なお、この最高級の白檀産地として知られた「マカースィル」とは、スラウェシ島南部のマカッサルを指していると考えられている。ティモール産白檀がマカッサル人あるいはマカッサルの港を経由して移出されたため、マカッサルの名が産地として伝わったと推測される。
白檀の産地、ティモル諸島
さらに時代が下ると、白檀の産地について正確な情報が知られるようになる。16世紀のアルマフリーの記録では、ジャワ島東端の島々を総称してティームール、別名「サンダル(白檀)の島々」と呼んでいる。

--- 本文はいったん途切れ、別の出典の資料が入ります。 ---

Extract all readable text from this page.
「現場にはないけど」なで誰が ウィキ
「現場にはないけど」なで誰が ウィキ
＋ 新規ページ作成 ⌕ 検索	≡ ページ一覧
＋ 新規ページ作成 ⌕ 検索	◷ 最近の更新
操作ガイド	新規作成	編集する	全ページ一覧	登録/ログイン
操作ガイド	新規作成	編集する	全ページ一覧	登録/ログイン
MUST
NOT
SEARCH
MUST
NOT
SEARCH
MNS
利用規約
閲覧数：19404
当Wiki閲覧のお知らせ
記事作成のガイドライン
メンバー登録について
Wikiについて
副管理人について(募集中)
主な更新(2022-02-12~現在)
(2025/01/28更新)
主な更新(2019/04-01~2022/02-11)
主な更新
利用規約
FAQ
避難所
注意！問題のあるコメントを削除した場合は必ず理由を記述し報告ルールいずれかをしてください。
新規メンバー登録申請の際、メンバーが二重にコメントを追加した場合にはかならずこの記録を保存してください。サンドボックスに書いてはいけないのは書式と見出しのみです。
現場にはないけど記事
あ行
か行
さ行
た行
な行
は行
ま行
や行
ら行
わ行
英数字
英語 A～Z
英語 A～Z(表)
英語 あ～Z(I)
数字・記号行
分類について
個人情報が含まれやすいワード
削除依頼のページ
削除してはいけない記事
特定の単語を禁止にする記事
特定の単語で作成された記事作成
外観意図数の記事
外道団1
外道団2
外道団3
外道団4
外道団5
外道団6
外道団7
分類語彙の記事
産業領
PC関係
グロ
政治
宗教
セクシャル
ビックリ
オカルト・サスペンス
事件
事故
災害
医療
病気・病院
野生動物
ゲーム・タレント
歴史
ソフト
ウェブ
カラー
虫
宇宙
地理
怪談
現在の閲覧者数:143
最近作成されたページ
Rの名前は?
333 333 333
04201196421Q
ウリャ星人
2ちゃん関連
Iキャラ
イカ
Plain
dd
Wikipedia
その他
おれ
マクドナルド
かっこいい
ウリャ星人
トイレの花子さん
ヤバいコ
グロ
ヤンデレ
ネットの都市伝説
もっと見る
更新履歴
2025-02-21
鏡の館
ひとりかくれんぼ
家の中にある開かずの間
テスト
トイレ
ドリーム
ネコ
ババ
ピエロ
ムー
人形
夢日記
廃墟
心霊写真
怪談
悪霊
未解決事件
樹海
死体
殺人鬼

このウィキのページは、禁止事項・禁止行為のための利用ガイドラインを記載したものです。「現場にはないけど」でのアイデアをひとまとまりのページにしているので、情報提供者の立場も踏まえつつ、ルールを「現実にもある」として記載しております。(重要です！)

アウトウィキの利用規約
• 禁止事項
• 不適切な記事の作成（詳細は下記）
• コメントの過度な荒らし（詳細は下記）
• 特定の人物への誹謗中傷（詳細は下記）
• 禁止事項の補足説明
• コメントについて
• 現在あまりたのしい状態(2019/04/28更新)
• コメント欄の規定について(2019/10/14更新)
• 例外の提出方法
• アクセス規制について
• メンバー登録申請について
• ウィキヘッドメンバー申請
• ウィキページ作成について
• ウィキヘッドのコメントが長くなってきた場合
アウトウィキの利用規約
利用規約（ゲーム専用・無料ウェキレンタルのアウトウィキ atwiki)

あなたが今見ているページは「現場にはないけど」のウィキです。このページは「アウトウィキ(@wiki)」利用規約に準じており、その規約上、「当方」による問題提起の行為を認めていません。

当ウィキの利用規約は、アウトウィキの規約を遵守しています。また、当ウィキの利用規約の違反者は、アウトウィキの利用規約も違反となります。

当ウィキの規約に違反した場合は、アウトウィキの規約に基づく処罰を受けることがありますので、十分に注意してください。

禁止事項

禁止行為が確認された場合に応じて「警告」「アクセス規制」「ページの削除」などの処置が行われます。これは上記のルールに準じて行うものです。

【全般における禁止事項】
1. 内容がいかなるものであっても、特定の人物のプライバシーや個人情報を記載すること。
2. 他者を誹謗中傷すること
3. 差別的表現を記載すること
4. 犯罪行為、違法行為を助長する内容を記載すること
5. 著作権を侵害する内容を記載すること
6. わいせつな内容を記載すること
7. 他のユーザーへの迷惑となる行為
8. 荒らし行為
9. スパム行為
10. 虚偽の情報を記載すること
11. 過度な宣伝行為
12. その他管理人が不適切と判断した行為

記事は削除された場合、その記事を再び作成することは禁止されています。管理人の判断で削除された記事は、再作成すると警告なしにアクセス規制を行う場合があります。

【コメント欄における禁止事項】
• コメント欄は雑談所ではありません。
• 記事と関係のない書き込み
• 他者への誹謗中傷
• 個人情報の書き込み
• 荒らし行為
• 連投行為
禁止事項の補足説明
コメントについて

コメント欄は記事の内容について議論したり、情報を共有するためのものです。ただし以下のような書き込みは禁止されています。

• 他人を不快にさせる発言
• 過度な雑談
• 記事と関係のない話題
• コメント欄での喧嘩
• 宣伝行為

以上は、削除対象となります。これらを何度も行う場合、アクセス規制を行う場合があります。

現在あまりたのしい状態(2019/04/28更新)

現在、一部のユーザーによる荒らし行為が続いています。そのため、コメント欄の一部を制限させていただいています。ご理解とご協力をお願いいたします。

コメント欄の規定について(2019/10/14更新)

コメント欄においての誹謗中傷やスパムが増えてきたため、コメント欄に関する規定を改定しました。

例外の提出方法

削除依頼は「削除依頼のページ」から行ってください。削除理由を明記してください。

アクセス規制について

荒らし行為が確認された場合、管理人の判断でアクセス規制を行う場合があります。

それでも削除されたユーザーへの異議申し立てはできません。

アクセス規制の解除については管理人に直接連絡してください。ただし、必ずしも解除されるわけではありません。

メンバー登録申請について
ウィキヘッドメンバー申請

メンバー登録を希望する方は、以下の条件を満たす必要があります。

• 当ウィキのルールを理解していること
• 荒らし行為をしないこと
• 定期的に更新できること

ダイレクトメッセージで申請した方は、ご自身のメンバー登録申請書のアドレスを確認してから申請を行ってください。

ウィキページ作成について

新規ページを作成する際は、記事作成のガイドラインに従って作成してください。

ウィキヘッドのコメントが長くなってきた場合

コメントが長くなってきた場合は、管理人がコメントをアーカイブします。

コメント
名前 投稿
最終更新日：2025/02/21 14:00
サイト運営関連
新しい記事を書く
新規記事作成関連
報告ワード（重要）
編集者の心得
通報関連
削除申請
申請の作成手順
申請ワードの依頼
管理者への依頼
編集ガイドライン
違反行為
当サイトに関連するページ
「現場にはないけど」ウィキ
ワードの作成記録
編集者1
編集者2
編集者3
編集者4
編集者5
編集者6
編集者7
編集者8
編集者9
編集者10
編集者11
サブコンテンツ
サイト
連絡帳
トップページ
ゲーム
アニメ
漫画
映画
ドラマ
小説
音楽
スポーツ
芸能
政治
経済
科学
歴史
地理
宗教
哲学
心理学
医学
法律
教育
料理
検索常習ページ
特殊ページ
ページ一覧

ほぼ同時代のポルトガル人トメ・ピレスも、ジャワの東にある白檀の出る二つの島を「ティモル諸島」と呼ぶ、としている。続けてティモル諸島での白檀の交易について、「二つの島には非常に多量の白檀があり、値段もたいへん安い。」としている(『東方諸国記』)。
またマレー商人が、神はティモルを白檀のために創ったと語っていること、ティモル諸島にはマラカとジャオア(ジャワ)から毎年船が行き、マラッカに白檀がもたらされることを記している(『東方諸国記』)。
マラッカを経由する白檀流通
マラッカに集積された白檀は、洋の東西から集まる商人たちによってさらに世界各地に運搬された。
ピレスの著した『東方諸国記』によれば、インド・アラビア方面ではアデンやベンガルの商人らがマラッカから白檀を持ち帰っているとされる。またシナ(中国)へもマラッカ王国からの朝貢の品として胡椒や白檀、沈香などが贈られていることがみえる。